President Higgins laid a wreath at the Monument of National Heroes and Martyrs, which commemorates those who died in the Vietnam war. Video: Clifford Coonan

“The centre has confirmed in me the huge necessity of never forgetting the impact of the ordnance that was dropped on the people of Vietnam,” the President said at the site.

“We have met people who, during the clearance of the ordnance, were injured. Every now and again people in different countries need reminding of what was visited upon regions like this. Three times the total amount of bombs that was dropped on both Germany and Japan during World War Two was dropped on Vietnam.”

Quang Tri is still the province most contaminated with ordnance and the President later observed a demonstration by the Cluster Munition Remnant Survey, which is also part-funded by Ireland.

Farmers in fear

“The other side of it is the destruction of the livelihoods through Agent Orange. The legacy of what is left is that people are no longer safe to farm or do whatever they did previously,” Mr Higgins said.

“With international co-operation from the United States, Norway and ourselves, within five years it is hoped that this region would be safe to be used for farming and forestry again.”

At the centre, the President met a large dancing group of children from nearby Khe Sanh, the site of one of the United States’ biggest defeats of the war. Between January and July 1968, the US dropped 100,000 tons of bombs on the area.

"These children are our eyes and ears," said Chuck Searcy, who has been involved in the project since the beginning. "There is a complete absence of any hostility or anger. It's a really healing process; it's pretty amazing. We and the world can learn a lot from the Vietnamese."

Mr Searcy served in US military intelligence in Saigon in 1966/67, and says the year he spent in Vietnam turned him against the war.

“I was pretty lucky, except for the Tet Offensive which was pretty rough in Saigon. The support from the Irish has been really significant – it’s generous but they are also really engaged,” he said.

Down the road, a gaggle of geese patrol the perimeter of a rice paddy and a water buffalo chews grass as motorbikes and flatbed trucks zip by on the Ho Chi Minh Trail, a series of routes used by the North Vietnamese Army to get its troops and equipment into the south during the war.

It is now a bucolic scene, but it’s a landscape where scars run deep.

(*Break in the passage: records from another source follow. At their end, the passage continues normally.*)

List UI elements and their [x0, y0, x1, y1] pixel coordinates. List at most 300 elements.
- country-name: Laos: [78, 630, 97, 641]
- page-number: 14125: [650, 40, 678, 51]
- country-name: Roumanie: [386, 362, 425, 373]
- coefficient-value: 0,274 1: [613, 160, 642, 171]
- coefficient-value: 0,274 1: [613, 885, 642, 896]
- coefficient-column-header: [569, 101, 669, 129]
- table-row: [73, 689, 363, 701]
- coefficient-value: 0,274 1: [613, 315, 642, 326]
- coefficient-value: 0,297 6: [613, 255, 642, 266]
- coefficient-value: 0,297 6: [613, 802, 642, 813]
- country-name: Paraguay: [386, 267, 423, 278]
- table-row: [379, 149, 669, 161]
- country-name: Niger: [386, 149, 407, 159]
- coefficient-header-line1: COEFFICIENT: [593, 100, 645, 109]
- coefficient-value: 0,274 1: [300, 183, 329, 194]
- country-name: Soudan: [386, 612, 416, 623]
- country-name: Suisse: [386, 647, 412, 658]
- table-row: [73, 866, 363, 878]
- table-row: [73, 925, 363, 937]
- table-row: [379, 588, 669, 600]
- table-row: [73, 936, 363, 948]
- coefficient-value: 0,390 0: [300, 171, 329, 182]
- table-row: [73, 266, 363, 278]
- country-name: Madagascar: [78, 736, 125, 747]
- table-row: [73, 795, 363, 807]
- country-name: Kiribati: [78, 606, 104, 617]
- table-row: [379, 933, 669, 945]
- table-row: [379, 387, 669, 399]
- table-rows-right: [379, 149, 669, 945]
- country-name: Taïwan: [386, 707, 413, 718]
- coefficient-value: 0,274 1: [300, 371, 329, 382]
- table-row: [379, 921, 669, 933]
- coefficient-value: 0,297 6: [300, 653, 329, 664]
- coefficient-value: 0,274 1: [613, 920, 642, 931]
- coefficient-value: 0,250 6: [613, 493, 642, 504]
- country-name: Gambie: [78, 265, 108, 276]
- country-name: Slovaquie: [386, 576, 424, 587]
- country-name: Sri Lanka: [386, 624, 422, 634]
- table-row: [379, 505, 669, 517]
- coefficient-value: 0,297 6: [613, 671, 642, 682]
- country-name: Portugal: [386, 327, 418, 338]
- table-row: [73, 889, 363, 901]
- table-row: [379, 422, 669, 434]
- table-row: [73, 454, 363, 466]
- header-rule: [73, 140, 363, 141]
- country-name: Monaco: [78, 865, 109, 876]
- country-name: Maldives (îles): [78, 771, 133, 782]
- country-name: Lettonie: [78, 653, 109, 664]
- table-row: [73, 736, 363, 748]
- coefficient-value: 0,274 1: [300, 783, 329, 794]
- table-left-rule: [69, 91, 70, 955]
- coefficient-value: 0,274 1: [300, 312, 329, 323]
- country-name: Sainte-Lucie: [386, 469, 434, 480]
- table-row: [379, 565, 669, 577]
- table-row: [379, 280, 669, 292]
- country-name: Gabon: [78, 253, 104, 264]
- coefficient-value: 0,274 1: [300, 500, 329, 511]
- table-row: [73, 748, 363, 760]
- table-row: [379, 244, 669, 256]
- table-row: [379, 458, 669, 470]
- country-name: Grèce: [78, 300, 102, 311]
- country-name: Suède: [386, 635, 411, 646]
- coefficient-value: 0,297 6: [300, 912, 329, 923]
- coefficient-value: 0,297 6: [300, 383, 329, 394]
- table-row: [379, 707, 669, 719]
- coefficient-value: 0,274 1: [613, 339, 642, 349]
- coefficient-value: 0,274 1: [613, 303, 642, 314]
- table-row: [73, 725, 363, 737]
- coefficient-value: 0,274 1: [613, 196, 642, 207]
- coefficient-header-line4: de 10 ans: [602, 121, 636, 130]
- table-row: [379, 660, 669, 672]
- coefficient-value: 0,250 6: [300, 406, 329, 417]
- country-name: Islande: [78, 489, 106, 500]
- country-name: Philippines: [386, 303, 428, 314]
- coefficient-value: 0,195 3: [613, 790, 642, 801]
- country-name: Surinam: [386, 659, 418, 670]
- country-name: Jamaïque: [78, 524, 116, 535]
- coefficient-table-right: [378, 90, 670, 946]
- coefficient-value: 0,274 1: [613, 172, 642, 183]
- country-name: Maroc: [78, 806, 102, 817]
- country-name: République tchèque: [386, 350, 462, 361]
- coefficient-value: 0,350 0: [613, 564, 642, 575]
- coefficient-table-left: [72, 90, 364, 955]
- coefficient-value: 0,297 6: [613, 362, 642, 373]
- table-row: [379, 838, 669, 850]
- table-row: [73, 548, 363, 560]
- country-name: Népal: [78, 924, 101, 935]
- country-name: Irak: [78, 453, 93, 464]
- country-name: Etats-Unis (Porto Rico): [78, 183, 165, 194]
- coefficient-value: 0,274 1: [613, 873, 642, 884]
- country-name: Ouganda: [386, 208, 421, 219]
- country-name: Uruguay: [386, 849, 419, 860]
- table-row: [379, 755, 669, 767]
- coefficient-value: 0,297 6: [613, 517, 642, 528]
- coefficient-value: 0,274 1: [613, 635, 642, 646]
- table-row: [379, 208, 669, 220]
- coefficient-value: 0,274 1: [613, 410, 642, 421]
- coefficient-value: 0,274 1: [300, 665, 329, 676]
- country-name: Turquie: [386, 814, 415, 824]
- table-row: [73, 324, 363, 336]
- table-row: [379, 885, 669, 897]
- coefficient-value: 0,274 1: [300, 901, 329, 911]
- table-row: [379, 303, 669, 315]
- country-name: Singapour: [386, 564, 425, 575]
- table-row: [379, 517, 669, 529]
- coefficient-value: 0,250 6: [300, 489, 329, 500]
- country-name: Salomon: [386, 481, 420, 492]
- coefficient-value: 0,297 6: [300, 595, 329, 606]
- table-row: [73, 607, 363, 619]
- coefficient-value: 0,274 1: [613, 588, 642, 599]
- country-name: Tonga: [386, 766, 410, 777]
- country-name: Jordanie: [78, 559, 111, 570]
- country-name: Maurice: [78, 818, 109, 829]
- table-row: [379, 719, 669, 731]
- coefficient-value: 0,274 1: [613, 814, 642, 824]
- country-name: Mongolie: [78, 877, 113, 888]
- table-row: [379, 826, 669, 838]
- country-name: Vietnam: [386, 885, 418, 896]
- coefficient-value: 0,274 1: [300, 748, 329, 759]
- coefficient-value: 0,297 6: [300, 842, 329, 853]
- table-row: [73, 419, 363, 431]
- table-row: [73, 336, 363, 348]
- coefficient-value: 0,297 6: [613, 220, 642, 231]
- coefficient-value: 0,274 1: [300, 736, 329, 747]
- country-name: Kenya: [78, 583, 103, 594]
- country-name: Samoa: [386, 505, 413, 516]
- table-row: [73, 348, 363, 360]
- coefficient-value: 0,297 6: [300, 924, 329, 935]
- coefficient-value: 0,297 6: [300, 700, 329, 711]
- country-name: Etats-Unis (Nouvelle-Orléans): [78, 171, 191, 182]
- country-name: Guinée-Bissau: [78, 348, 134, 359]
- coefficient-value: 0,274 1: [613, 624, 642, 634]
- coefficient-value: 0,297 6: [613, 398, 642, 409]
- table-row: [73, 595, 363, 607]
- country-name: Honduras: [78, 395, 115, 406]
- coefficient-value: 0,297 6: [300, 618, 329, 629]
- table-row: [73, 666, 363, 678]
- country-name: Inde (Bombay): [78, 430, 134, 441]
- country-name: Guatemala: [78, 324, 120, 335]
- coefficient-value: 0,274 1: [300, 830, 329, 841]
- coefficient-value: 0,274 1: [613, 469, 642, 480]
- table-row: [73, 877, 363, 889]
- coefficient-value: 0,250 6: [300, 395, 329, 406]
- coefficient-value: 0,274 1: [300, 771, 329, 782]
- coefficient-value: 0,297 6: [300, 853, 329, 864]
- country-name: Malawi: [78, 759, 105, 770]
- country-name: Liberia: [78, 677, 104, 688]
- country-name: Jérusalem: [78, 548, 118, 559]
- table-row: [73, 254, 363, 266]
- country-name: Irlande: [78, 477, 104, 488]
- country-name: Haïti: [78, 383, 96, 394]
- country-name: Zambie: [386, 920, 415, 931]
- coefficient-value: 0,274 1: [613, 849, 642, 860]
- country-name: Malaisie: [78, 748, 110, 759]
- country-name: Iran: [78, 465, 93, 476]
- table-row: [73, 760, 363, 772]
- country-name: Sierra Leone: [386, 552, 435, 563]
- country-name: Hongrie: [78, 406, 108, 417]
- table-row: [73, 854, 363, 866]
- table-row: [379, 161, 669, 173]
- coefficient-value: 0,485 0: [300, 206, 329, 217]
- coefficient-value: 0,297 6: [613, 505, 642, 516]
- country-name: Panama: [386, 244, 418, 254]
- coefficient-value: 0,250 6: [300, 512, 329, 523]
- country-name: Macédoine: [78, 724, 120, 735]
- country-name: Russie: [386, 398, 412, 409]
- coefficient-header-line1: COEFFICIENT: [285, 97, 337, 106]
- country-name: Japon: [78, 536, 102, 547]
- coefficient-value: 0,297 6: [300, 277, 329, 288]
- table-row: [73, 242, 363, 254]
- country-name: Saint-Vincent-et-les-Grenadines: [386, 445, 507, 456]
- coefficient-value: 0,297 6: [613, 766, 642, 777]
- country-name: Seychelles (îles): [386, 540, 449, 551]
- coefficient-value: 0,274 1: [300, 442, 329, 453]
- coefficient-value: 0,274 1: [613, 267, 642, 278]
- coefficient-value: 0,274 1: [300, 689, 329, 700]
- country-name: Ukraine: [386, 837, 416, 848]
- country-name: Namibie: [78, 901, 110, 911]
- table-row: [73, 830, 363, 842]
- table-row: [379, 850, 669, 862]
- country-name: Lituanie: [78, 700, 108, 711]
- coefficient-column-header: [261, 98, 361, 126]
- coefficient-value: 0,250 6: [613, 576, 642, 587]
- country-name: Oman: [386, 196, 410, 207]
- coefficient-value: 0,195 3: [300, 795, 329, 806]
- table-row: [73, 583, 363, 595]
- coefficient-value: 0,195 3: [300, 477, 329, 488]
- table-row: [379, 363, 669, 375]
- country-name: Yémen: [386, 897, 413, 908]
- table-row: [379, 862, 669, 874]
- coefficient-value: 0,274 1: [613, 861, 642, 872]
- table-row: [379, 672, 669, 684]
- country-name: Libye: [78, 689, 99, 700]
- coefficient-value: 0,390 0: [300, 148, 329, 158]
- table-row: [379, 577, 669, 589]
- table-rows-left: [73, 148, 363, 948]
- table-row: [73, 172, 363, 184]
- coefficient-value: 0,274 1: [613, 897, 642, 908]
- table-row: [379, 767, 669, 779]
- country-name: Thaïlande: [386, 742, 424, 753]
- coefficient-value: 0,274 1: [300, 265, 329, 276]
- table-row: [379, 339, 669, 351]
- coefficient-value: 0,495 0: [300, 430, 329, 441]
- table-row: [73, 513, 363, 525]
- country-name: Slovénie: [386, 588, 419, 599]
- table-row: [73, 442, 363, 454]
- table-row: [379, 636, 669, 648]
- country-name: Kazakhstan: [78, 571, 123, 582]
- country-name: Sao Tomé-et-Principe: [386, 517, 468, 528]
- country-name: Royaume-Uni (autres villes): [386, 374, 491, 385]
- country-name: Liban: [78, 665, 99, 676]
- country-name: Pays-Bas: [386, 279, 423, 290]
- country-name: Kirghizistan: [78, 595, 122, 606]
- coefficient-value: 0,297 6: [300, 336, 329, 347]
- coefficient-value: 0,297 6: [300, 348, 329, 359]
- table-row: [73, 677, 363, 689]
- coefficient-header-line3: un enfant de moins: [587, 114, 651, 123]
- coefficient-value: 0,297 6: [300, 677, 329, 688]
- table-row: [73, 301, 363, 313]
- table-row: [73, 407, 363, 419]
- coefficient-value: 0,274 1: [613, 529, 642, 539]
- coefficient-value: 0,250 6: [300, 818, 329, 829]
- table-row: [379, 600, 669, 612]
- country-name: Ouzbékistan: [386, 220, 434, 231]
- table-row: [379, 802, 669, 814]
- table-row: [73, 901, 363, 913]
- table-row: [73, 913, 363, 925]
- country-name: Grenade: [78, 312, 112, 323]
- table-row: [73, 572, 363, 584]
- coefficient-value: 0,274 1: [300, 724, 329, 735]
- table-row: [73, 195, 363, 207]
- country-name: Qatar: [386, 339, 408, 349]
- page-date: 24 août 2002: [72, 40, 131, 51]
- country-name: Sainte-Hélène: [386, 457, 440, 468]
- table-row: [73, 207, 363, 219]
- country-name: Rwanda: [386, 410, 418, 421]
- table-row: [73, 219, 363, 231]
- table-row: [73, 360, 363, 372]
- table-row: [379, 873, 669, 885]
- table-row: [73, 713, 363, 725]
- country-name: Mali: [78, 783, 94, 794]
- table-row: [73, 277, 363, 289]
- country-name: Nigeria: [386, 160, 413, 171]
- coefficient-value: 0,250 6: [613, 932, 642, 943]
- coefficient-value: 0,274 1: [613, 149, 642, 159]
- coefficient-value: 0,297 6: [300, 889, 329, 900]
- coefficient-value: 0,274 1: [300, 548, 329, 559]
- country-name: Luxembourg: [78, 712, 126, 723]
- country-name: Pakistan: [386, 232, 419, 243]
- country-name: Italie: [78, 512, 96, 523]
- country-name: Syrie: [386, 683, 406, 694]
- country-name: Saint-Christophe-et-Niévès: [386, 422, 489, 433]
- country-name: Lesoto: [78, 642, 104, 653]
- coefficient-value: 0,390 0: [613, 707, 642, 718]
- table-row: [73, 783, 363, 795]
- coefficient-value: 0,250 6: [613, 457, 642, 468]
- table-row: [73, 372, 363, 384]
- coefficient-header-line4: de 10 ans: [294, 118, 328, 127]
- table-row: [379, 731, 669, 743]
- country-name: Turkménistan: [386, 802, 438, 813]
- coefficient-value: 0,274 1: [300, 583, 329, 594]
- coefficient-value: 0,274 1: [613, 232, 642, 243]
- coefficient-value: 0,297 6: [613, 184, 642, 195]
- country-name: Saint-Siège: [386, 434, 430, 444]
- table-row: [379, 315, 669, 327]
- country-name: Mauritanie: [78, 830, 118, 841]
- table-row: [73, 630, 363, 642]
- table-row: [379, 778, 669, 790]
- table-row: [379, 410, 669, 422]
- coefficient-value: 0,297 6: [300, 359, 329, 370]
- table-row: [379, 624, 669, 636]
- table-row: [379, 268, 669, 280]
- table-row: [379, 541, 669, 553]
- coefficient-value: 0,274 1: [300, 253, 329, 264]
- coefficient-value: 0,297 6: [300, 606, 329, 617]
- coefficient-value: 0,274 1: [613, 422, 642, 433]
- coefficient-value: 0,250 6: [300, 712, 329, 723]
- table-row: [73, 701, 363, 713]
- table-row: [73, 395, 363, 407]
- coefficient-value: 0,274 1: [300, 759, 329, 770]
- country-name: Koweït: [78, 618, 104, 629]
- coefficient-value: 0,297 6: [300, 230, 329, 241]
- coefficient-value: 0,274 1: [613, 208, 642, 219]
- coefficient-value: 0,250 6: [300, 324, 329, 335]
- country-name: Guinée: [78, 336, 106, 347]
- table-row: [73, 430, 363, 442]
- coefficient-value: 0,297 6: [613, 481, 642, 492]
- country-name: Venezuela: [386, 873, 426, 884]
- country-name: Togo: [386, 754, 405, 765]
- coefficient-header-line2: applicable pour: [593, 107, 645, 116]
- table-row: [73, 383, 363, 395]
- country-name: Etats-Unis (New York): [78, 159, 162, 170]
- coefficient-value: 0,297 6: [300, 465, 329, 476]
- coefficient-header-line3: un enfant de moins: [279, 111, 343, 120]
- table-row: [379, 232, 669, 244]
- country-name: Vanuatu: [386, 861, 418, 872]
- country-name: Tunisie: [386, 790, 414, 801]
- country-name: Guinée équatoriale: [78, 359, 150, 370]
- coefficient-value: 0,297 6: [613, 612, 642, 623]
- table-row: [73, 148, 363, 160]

Signs of the legacy of the war are seen everywhere.

Truong Son Cemetery is a tribute to the bravery of the North Vietnamese Army, and 10,370 soldiers who died on the Ho Chi Minh Trail are buried in well-tended graves.

Nearly 30 years after he was injured, Mr Thi has become a busy advocate of efforts to promote the Oslo Treaty process to implement the Convention on Cluster Munitions, including a visit to Dublin in 2008.

“If any one of the civilians hits unexploded ordnance, our lives are made really, really bad, He said. “The war ended 40 years ago but it’s very impressive that the Irish President has come to visit and help the province.”